SG/SM/9243
AFR/890
8 April 2004
We Must Remember the Victims, Says Secretary-General in Message to Headquarters Observance of 10th Anniversary of Genocide in Rwanda
NEW YORK, 7 April (UN Headquarters) -- Following is the message by Secretary-General Kofi Annan for the ceremony and minute of silence at United Nations Headquarters marking the tenth anniversary of the genocide in Rwanda, delivered today by Catherine Bertini, Under-Secretary-General for Management:
Around the world, people are gathered today to commemorate the tenth anniversary of the most flagrant and incontrovertible instance of genocide that humanity has witnessed in half a century.
UN staff who were in Rwanda at the time have particularly painful memories, and far worse, some of our Rwandan UN colleagues were murdered. But each of us remembers what we saw on television, our growing horror as we began to grasp the enormity of what was happening, and our frustration at the inability of the international community to act effectively. We all know what scars the genocide has left on our Organization.
On this International Day of Reflection, we must remember the victims.

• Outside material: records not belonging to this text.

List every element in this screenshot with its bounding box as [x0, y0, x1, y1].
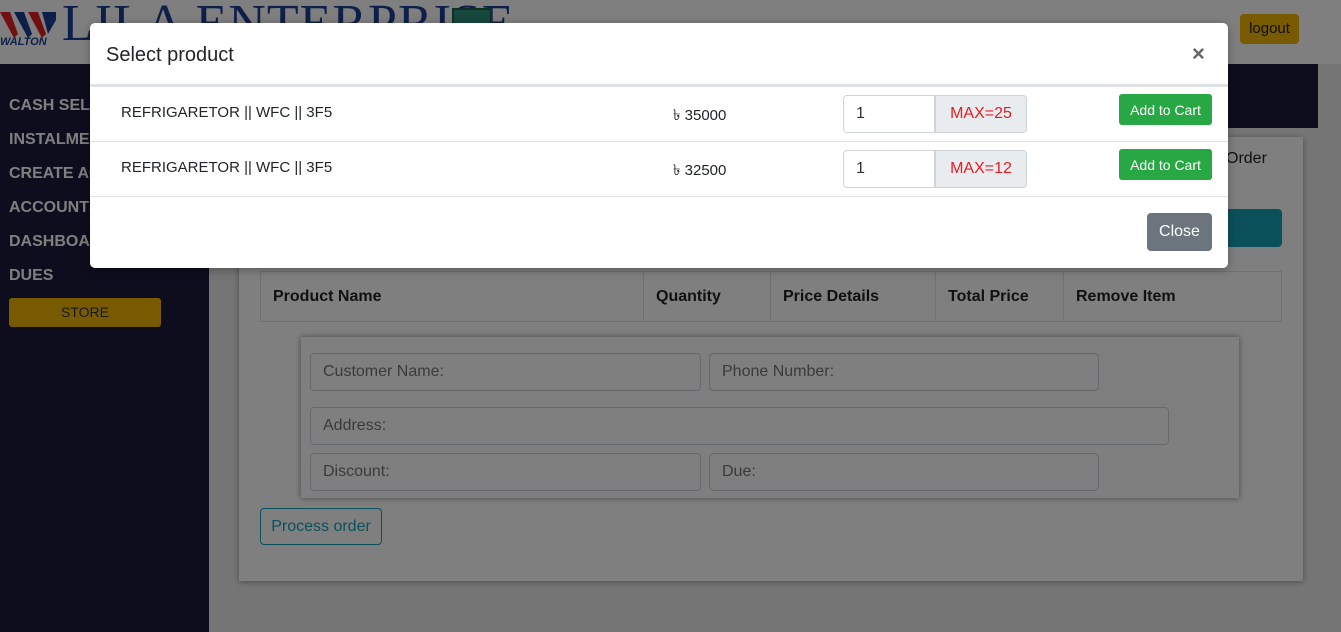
product-name: REFRIGARETOR || WFC || 3F5 — [121, 104, 333, 121]
product-row: REFRIGARETOR || WFC || 3F5 ৳ 32500 MAX=1… — [90, 141, 1228, 196]
quantity-input[interactable] — [843, 150, 935, 188]
add-to-cart-button[interactable]: Add to Cart — [1119, 149, 1212, 180]
add-to-cart-button[interactable]: Add to Cart — [1119, 94, 1212, 125]
select-product-modal: Select product × REFRIGARETOR || WFC || … — [90, 23, 1228, 268]
product-price: ৳ 35000 — [673, 107, 727, 124]
max-quantity-badge: MAX=12 — [935, 150, 1027, 188]
close-button[interactable]: Close — [1147, 213, 1212, 251]
product-price: ৳ 32500 — [673, 162, 727, 179]
close-icon[interactable]: × — [1192, 41, 1205, 67]
product-name: REFRIGARETOR || WFC || 3F5 — [121, 159, 333, 176]
modal-footer: Close — [90, 196, 1228, 268]
max-quantity-badge: MAX=25 — [935, 95, 1027, 133]
modal-title: Select product — [106, 44, 234, 66]
product-row: REFRIGARETOR || WFC || 3F5 ৳ 35000 MAX=2… — [90, 86, 1228, 141]
modal-header: Select product × — [90, 23, 1228, 86]
quantity-input[interactable] — [843, 95, 935, 133]
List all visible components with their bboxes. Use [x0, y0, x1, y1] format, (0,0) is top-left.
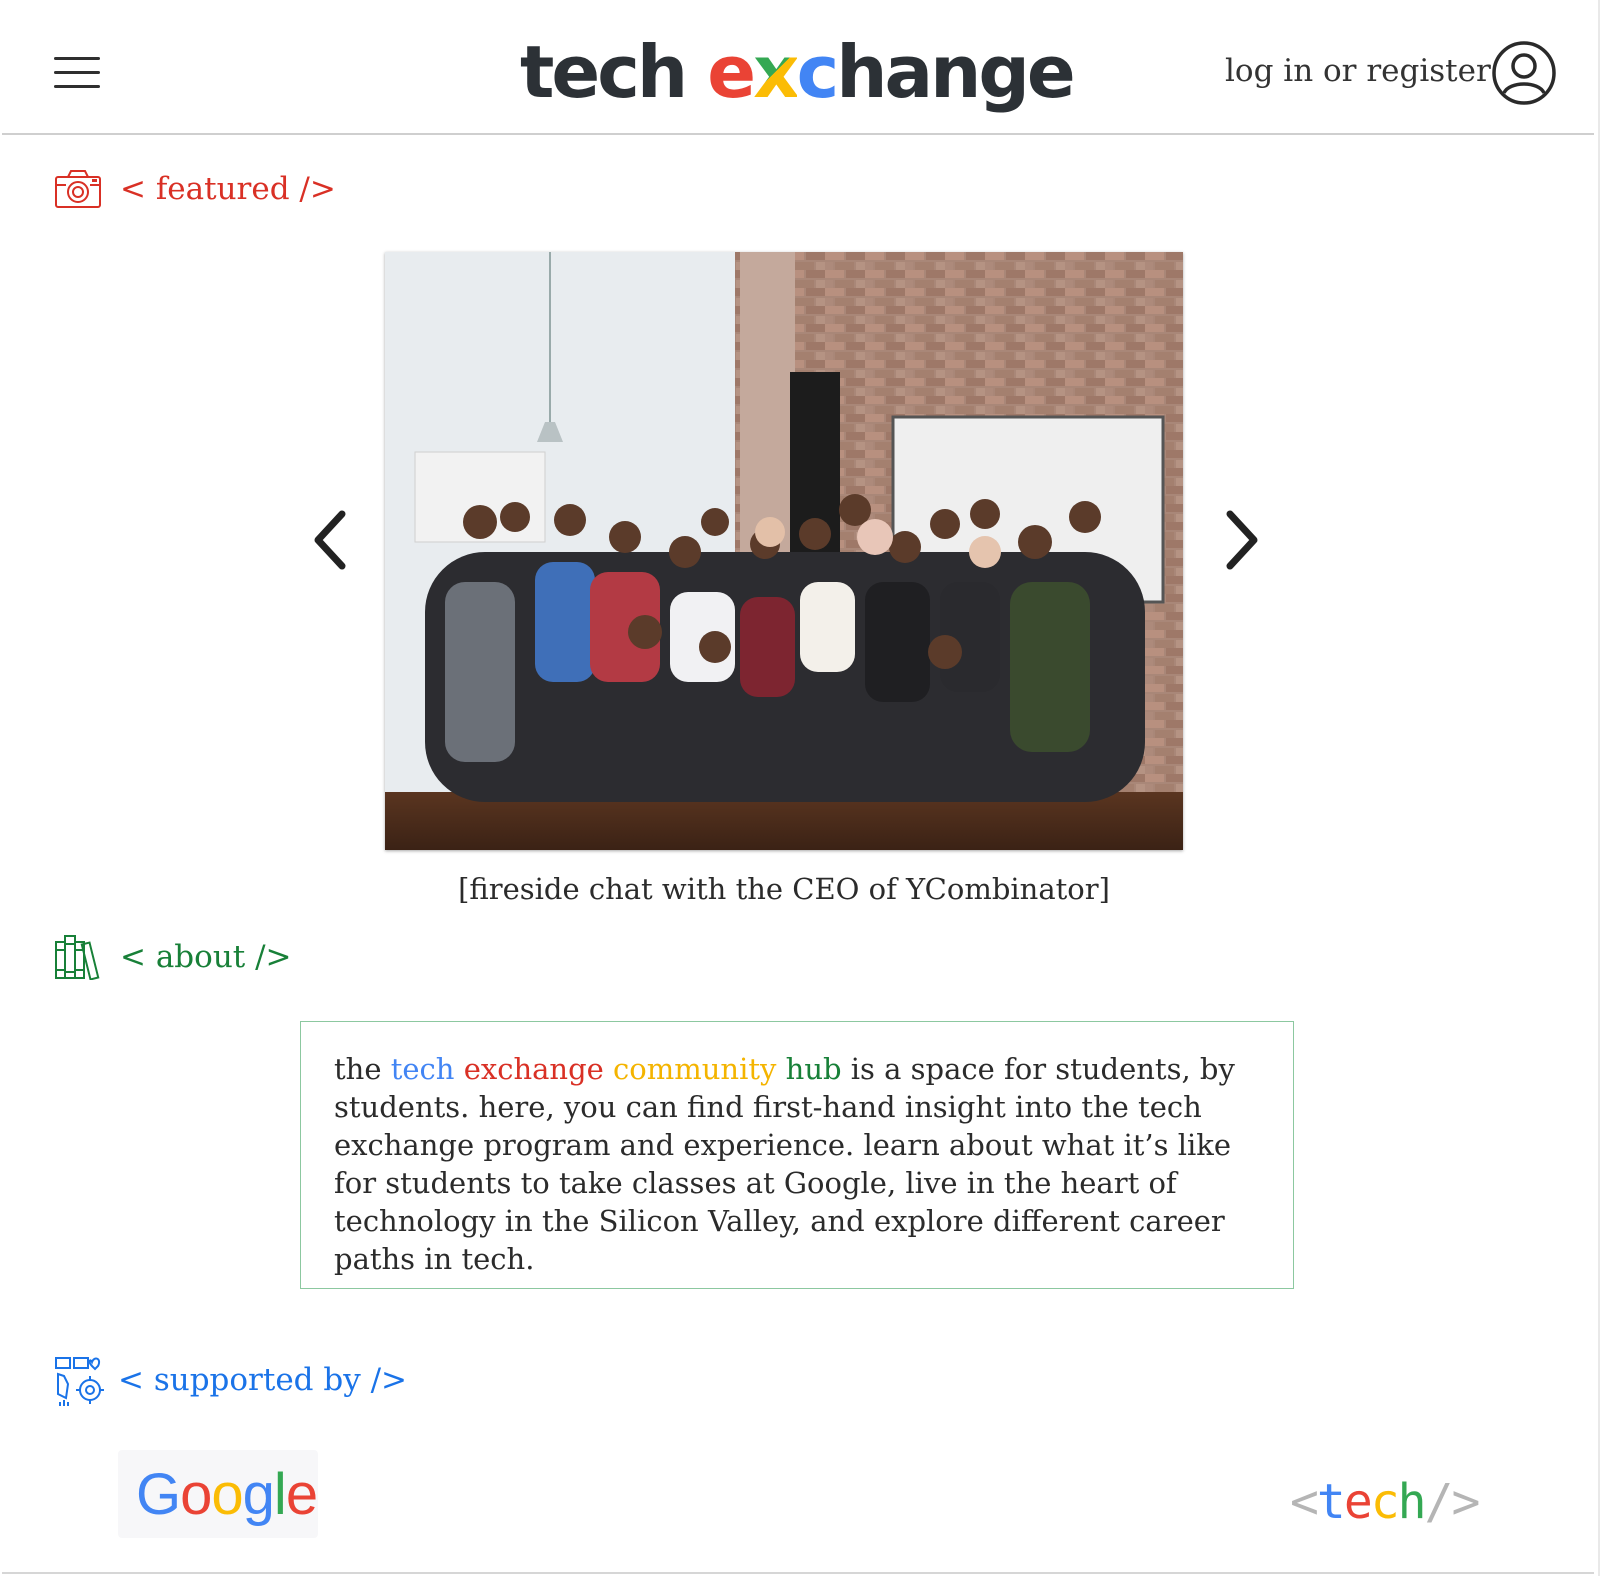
logo-letter-x: x: [753, 30, 799, 114]
tech-logo[interactable]: <tech/>: [1290, 1470, 1480, 1534]
tech-logo-letter: t: [1316, 1474, 1346, 1530]
chevron-right-icon[interactable]: [1218, 508, 1264, 572]
google-letter: G: [136, 1462, 181, 1527]
featured-heading: < featured />: [54, 164, 336, 214]
google-letter: g: [242, 1462, 275, 1527]
about-word-hub: hub: [785, 1052, 842, 1086]
tech-logo-bracket: /: [1424, 1474, 1454, 1530]
featured-heading-label: < featured />: [120, 171, 336, 207]
menu-icon[interactable]: [54, 57, 100, 91]
tech-logo-letter: e: [1343, 1474, 1373, 1530]
about-heading-label: < about />: [120, 939, 292, 975]
google-letter: e: [285, 1462, 318, 1527]
header-divider: [2, 133, 1594, 135]
featured-photo: [385, 252, 1183, 850]
tech-logo-bracket: <: [1290, 1474, 1319, 1530]
tech-logo-letter: h: [1397, 1474, 1427, 1530]
supported-heading-label: < supported by />: [118, 1362, 408, 1398]
supported-heading: < supported by />: [54, 1355, 408, 1406]
login-register-link[interactable]: log in or register: [1225, 46, 1491, 96]
about-word-tech: tech: [390, 1052, 455, 1086]
about-intro: the: [334, 1052, 382, 1086]
google-letter: l: [273, 1462, 287, 1527]
site-logo[interactable]: tech e x change: [520, 22, 1076, 122]
chevron-left-icon[interactable]: [308, 508, 354, 572]
about-word-exchange: exchange: [463, 1052, 604, 1086]
support-gear-icon: [55, 1357, 104, 1406]
footer-divider: [2, 1572, 1594, 1574]
site-header: tech e x change log in or register: [0, 0, 1600, 134]
google-letter: o: [211, 1462, 243, 1527]
tech-logo-letter: c: [1370, 1474, 1400, 1530]
about-word-community: community: [613, 1052, 777, 1086]
camera-icon: [55, 170, 101, 208]
logo-text-hange: hange: [836, 30, 1075, 114]
about-description: the tech exchange community hub is a spa…: [300, 1021, 1294, 1289]
google-logo[interactable]: Google: [136, 1460, 318, 1530]
books-icon: [55, 935, 100, 980]
user-account-icon[interactable]: [1491, 40, 1557, 106]
google-letter: o: [180, 1462, 212, 1527]
photo-caption: [fireside chat with the CEO of YCombinat…: [458, 872, 1110, 906]
about-heading: < about />: [54, 932, 292, 982]
logo-letter-c: c: [796, 30, 840, 114]
logo-letter-e: e: [707, 30, 756, 114]
tech-logo-bracket: >: [1451, 1474, 1480, 1530]
logo-text-tech: tech: [520, 30, 708, 114]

Today we remember the people who were brutally murdered, and their families.
We must pay tribute to the few who did do their utmost to save lives. They included, of course General Romeo Dallaire, the force commander of the small UN peacekeeping force that was on the ground at the time, and also the late Captain Mbaye Diagne, the young Senegalese officer, who saved many lives, but who lost his own when a mortar shell landed near his jeep. Such courage and self-sacrifice should not be forgotten.
We must also think what more we can do to help Rwanda and her people to recover from an unimaginable trauma.

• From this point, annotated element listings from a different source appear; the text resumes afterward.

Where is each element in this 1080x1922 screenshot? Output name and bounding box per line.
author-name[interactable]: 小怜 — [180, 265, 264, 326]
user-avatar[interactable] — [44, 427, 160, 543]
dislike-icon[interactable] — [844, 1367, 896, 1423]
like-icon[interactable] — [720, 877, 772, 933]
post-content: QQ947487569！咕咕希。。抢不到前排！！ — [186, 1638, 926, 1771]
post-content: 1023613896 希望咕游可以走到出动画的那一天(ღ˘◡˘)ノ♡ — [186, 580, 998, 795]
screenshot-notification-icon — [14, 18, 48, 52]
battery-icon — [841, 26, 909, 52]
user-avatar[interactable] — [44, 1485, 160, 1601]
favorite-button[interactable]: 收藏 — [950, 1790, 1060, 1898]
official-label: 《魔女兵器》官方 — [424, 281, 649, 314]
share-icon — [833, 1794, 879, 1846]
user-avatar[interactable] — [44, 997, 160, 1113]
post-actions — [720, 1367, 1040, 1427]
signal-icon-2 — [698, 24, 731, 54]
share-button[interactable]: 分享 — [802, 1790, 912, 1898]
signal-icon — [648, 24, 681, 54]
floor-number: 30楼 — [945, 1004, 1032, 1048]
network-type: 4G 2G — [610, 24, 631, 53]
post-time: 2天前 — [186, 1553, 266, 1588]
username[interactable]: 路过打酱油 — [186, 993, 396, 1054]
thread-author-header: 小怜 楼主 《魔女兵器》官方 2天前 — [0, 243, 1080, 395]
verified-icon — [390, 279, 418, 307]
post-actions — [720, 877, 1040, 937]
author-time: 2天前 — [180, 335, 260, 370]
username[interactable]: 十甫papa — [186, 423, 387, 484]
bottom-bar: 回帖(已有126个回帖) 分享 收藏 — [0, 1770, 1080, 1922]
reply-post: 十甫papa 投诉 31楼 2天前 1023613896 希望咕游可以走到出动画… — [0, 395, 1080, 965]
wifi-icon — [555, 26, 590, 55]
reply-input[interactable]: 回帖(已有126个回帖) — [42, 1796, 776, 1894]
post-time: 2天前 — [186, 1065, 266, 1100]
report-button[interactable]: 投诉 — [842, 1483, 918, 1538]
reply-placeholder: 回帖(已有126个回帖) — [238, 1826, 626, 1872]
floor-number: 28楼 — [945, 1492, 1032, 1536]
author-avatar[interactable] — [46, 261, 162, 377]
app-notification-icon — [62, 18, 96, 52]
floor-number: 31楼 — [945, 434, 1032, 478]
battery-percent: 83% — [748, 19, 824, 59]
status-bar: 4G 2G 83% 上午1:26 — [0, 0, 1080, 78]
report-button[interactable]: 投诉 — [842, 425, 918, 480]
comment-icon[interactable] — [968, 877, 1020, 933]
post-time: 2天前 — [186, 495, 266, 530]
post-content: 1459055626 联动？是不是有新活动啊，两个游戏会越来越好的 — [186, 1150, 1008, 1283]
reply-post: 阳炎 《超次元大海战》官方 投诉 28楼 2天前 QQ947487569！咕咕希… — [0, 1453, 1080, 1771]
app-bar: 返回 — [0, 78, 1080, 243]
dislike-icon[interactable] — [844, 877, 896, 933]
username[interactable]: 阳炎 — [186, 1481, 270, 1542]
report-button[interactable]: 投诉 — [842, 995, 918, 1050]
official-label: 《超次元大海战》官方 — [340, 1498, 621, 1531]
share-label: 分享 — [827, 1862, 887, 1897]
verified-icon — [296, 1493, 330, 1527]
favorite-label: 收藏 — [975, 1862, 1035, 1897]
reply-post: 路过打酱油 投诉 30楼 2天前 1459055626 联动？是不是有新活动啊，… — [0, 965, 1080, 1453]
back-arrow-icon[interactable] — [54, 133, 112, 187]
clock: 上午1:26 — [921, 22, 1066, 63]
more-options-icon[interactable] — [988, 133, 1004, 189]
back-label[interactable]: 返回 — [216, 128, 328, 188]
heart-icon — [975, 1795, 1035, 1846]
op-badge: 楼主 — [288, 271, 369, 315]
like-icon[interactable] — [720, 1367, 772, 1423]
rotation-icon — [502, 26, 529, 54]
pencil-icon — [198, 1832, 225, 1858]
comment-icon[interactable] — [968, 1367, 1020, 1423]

And most of all, we and the worlds governments must pledge to act decisively to ensure that such a denial of our common humanity is never allowed to happen again.
Only if we do these things can we honour the victims whom we remember today. Only so can we save those who might be victims tomorrow.
I will now ring the Peace Bell and ask you to remain silent for one minute to remember all of those who lost their lives in Rwanda.